La noticia es cíclica y en
las últimas semanas frecuente. Diversos gobiernos han decidido minimizar o suprimir
las ciencias sociales y las humanidades de los programas de estudio. En las propuestas se acepta un poco de literatura, un tanto de historia, pero
prácticamente nada de filosofía o ética. Las justificaciones tratan de ser objetivas y distintas. Para los japoneses, lograr alta productividad
tecnológica; para los británicos, ingentes austeridades económicas; para los españoles, diversificar la oferta, religión incluida.
Lo que pareciera querer
distinguirse hasta llegar a ser propio, no lo es tanto.
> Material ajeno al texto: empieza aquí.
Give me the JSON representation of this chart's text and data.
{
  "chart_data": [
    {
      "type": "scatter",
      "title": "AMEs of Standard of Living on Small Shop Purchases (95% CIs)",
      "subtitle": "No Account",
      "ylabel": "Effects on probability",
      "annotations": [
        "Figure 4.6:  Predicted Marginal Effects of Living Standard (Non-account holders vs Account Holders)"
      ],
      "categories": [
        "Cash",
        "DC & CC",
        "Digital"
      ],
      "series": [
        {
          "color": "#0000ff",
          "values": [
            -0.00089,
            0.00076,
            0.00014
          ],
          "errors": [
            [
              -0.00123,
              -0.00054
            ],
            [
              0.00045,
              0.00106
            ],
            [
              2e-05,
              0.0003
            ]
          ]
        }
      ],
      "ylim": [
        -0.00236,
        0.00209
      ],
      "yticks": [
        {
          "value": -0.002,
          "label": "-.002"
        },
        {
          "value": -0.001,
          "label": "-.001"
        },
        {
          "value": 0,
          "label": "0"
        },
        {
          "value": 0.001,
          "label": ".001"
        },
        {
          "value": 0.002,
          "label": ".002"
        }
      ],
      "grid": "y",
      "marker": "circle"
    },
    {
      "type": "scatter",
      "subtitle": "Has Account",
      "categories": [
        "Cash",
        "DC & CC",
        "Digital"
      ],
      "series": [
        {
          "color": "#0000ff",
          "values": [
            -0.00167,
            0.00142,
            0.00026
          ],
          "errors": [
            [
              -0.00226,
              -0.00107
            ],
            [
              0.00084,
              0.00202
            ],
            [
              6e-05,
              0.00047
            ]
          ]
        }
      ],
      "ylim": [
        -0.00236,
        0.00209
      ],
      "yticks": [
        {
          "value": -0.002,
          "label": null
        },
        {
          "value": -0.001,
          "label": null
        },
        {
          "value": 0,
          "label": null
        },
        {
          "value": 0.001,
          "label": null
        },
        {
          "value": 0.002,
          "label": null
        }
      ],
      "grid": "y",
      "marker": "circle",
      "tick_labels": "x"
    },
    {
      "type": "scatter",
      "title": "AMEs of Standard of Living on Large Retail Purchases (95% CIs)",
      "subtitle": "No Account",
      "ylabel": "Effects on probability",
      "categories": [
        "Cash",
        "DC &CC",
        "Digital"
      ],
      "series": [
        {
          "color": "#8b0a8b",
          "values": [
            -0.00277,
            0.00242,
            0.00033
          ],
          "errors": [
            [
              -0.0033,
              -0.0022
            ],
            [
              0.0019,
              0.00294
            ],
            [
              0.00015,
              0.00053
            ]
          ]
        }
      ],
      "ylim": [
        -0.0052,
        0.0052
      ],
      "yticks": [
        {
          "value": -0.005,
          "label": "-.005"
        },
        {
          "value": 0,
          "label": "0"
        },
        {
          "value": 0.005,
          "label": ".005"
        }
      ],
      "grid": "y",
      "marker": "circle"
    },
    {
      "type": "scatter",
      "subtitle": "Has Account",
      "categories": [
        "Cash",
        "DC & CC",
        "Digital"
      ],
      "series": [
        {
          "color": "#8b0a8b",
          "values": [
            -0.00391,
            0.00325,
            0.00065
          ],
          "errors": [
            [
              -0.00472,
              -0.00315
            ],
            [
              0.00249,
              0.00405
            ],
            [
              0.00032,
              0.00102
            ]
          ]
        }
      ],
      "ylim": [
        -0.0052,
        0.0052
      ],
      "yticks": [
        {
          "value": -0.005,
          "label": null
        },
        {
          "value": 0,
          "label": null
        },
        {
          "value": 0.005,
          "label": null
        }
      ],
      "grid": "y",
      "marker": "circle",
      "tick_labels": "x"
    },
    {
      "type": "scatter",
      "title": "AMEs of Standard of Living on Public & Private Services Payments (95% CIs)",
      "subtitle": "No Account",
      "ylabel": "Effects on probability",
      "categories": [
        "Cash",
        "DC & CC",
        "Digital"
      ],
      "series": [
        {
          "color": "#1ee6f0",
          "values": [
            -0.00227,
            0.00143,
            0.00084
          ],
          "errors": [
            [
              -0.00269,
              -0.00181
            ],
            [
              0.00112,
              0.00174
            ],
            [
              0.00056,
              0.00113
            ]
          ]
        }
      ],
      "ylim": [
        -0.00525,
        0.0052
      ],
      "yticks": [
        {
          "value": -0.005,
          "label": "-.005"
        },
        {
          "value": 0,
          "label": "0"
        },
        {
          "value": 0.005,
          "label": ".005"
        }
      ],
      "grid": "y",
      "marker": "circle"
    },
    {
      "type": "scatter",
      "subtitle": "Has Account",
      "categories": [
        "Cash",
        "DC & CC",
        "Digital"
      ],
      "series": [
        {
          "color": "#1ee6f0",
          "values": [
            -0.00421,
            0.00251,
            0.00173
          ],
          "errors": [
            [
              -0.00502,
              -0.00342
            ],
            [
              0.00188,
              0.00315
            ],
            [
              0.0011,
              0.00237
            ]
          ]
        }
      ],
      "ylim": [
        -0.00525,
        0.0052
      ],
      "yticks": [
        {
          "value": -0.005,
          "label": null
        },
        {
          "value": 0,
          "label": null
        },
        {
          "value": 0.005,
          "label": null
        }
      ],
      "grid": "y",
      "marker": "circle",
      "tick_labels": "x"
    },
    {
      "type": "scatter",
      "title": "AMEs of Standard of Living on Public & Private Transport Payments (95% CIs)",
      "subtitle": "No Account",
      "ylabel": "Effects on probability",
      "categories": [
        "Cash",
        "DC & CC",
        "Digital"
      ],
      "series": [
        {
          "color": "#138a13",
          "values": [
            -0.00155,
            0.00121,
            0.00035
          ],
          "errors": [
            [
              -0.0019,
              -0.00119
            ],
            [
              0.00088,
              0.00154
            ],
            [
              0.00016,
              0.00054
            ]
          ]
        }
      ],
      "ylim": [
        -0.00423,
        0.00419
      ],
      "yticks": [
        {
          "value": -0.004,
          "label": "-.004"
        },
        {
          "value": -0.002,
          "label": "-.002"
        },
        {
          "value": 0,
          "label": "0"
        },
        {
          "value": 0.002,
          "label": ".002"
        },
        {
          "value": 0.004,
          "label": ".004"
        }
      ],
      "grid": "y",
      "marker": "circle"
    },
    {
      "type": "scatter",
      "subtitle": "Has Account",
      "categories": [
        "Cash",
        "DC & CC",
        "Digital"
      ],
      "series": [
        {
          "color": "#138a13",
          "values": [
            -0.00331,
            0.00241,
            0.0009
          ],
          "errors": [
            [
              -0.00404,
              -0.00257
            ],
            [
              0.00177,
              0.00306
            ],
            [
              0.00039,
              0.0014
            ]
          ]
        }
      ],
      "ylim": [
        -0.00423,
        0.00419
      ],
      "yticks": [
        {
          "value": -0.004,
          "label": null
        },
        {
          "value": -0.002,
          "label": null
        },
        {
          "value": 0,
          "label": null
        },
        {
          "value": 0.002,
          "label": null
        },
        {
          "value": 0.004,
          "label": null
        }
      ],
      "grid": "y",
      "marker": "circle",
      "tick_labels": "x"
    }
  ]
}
Finalmente se trata de educar a fin de potenciar las posibilidades tecnológicas nacionales, lo que
desde luego no implica ciencia.
La tecnología como objeto y fin, como eje rector de la educación y ésta, a su vez, del consumo incesante y autojustificado. El consumo como eje del proceso educativo de, en el experimento, varios años y numerosos alumnos hasta que las mayorías electorales resistan. Saber para producir y producir para consumir, como motto y horizonte.
En los numerosos trabajos
producidos para explicar el fenómeno nazi, llama la atención la mala
incorporación de la Ilustración a la cultura alemana. El desplazamiento de la
razón es uno de los elementos mejor estudiados; la subordinación a la técnica
es otro, siempre relacionado con aquél. Lo relevante no fue producir Zyklon b,
sino lograr que fuera más barato, transportable y efectivo para los fines
elegidos. El progreso, marchando a su propio ritmo, desplazó las
consideraciones críticas sobre la dirección y los valores a seguir. Lo
relevante fue la marcha y la velocidad, no el sentido ni los efectos. Jeffrey
Herf dio cuenta de ello en el libro que en su título, El modernismo
reaccionario, encerró tan complejos procesos (Cambridge, 1984).
El problema actual es
diferente al que hace años enfrentaron los alemanes. Ahora no se trata de saber
cómo incorporar la Ilustración, sino qué hacer con ella. Al suponer que la
tecnología debe dominar la educación, la razón será desplazada. En un mundo
dominado por el capitalismo financiero global, la lógica educativa se
instrumentaliza a las condiciones de legitimación y reproducción de esa forma
de capitalismo. Las posibilidades del pensamiento crítico generadas por la
filosofía, la ética o la historia, desde luego bien enseñadas, quedan
marginadas. No tan sutilmente, van perdiéndose los instrumentos para observar y
entender la dominación imperante. El Estado ha quedado en mucho subordinado. La
apropiación que de él se ha hecho desde las oligarquías es patente. Ahora se
pretende que desaparezca la enseñanza de los pocos instrumentos construidos
durante siglos para percatarnos del mundo y sus formas de realización. Sin
ellos, es posible que aumenten las formas autorreferenciales más simples. Que
la apropiación del quehacer político y de lo público parezca normal, y que las
formas de producción de bienes y servicios que lo determinan se hagan cada vez
menos visibles.
Ver al pensamiento
especulativo como inútil es un gran paso para acrecentar los procesos de
domesticación. Suponer que la enseñanza formal de la cultura es un exceso que
debe subordinarse a los aprendizajes técnicos, es un buen camino para avanzar
en la instrumentalización de las personas mediante la instrumentalización de
sus quehaceres. Lo que se habrá de lograr con la mala propuesta de disminuir o
suprimir la enseñanza de las ciencias sociales y las humanidades es,
finalmente, negar las condiciones que hacen posible la reflexividad individual
y social. Implica prescindir de las categorías que, si no a todos, sí a muchos
les permiten darse cuenta de su condición humana, equiparse con algunos
instrumentos para tratar de trascenderla en beneficio propio y, deseablemente,
de otros seres humanos. En tan desafortunadas degradaciones, el mantenimiento
de buenos programas educativos en ciencias sociales y humanidades tiene sentido
revolucionario. Así están las cosas.